RNA levers and switches controlling viral gene expression.

RNA viruses are diverse and abundant pathogens that are responsible for numerous human diseases. RNA viruses possess relatively compact genomes and have therefore evolved multiple mechanisms to maximize their coding capacities, often by encoding overlapping reading frames. These reading frames are then decoded by mechanisms such as alternative splicing and ribosomal frameshifting to produce multiple distinct proteins. These solutions are enabled by the ability of the RNA genome to fold into 3D structures that can mimic cellular RNAs, hijack host proteins, and expose or occlude regulatory protein-binding motifs to ultimately control key process in the viral life cycle. We highlight recent findings focusing on less conventional mechanisms of gene expression and new discoveries on the role of RNA structures.

Web-based platform for analysis of RNA folding from high throughput chemical probing data.

RNA structures play critical roles in regulating gene expression across all domains of life and viruses. Chemical probing methods coupled with massively parallel sequencing have revolutionized the RNA structure field by enabling the assessment of many structures in their native, physiological context. Previously, we developed Dimethyl-Sulfate-based Mutational Profiling and Sequencing (DMS-MaPseq), which uses DMS to label the Watson-Crick face of open and accessible adenine and cytosine bases in the RNA. We used this approach to determine the genome-wide structures of HIV-1 and SARS-CoV-2 in infected cells, which permitted uncovering new biology and identifying therapeutic targets. Due to the simplicity and ease of the experimental procedure, DMS-MaPseq has been adopted by labs worldwide. However, bioinformatic analysis remains a substantial hurdle for labs that often lack the necessary infrastructure and computational expertise. Here we present a modern web-based interface that automates the analysis of chemical probing profiles from raw sequencing files (http://rnadreem.org). The availability of a simple web-based platform for DMS-MaPseq analysis will dramatically expand studies of RNA structure and aid in the design of structure-based therapeutics.

The Cas10 nuclease activity relieves host dormancy to facilitate spacer acquisition and retention during type III-A CRISPR immunity.

A hallmark of CRISPR immunity is the acquisition of short viral DNA sequences, known as spacers, that are transcribed into guide RNAs to recognize complementary sequences. The staphylococcal type III-A CRISPR-Cas system uses guide RNAs to locate viral transcripts and start a response that displays two mechanisms of immunity. When immunity is triggered by an early-expressed phage RNA, degradation of viral ssDNA can cure the host from infection. In contrast, when the RNA guide targets a late-expressed transcript, defense requires the activity of Csm6, a non-specific RNase. Here we show that Csm6 triggers a growth arrest of the host that provides immunity at the population level which hinders viral propagation to allow the replication of non-infected cells. We demonstrate that this mechanism leads to defense against not only the target phage but also other viruses present in the population that fail to replicate in the arrested cells. On the other hand, dormancy limits the acquisition and retention of spacers that trigger it. We found that the ssDNase activity of type III-A systems is required for the re-growth of a subset of the arrested cells, presumably through the degradation of the phage DNA, ending target transcription and inactivating the immune response. Altogether, our work reveals a built-in mechanism within type III-A CRISPR-Cas systems that allows the exit from dormancy needed for the subsistence of spacers that provide broad-spectrum immunity.

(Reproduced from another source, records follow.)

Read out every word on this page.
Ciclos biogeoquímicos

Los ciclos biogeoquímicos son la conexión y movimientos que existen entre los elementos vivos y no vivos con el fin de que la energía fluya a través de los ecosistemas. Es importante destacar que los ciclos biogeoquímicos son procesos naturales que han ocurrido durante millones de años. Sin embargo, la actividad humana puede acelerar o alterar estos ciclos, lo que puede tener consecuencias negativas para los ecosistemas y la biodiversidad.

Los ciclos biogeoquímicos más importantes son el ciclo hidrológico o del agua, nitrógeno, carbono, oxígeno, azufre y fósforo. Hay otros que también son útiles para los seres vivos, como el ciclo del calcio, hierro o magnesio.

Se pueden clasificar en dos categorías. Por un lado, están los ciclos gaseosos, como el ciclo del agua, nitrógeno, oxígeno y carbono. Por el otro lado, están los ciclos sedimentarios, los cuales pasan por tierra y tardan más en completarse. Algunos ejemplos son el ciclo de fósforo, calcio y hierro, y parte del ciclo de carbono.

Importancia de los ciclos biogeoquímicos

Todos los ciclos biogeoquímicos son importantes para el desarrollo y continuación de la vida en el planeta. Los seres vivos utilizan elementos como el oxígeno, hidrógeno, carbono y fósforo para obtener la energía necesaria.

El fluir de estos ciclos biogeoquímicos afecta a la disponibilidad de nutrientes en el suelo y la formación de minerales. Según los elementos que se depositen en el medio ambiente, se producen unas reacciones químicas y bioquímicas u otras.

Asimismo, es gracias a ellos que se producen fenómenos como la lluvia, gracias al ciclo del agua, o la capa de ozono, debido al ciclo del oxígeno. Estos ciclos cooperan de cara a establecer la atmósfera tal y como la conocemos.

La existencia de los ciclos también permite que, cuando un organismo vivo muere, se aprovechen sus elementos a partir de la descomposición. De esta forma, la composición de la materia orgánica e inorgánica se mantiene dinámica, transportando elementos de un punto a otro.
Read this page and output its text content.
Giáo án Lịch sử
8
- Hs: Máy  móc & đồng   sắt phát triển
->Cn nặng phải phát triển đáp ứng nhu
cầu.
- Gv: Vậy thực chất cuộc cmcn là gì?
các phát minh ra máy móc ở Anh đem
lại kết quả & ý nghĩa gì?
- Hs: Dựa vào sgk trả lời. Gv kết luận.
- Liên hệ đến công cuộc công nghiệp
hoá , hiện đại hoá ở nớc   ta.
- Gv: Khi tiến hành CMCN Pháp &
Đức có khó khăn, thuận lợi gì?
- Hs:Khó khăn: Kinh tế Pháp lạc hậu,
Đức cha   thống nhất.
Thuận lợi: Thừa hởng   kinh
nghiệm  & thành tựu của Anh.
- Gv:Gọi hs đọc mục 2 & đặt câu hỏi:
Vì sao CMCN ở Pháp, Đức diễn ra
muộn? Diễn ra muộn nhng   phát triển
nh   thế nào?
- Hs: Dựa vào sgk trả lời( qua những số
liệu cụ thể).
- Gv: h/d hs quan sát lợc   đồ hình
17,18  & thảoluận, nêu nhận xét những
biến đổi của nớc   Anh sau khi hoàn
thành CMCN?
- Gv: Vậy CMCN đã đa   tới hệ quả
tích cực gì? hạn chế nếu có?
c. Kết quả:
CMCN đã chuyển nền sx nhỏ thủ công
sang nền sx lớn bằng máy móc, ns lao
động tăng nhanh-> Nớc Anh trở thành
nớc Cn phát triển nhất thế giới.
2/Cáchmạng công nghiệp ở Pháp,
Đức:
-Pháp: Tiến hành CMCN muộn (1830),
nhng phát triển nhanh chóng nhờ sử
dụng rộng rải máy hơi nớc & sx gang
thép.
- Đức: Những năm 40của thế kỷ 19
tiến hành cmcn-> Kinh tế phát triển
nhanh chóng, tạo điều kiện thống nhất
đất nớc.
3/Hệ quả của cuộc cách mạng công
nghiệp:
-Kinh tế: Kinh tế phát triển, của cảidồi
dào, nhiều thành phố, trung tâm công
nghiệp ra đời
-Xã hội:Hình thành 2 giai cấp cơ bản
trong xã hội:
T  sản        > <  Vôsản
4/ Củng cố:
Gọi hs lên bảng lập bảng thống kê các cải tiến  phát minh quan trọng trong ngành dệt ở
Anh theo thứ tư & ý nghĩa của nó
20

The human mitochondrial mRNA structurome reveals mechanisms of gene expression.

The mammalian mitochondrial genome encodes thirteen oxidative phosphorylation system proteins, crucial in aerobic energy transduction. These proteins are translated from 9 monocistronic and 2 bicistronic transcripts, whose native structures remain unexplored, leaving fundamental molecular determinants of mitochondrial gene expression unknown. To address this gap, we developed a mitoDMS-MaPseq approach and used DREEM clustering to resolve the native human mitochondrial mt-mRNA structurome. We gained insights into mt-mRNA biology and translation regulatory mechanisms, including a unique programmed ribosomal frameshifting for the ATP8/ATP6 transcript. Furthermore, absence of the mt-mRNA maintenance factor LRPPRC led to a mitochondrial transcriptome structured differently, with specific mRNA regions exhibiting increased or decreased structuredness. This highlights the role of LRPPRC in maintaining mRNA folding to promote mt-mRNA stabilization and efficient translation. In conclusion, our mt-mRNA folding maps reveal novel mitochondrial gene expression mechanisms, serving as a detailed reference and tool for studying them in different physiological and pathological contexts.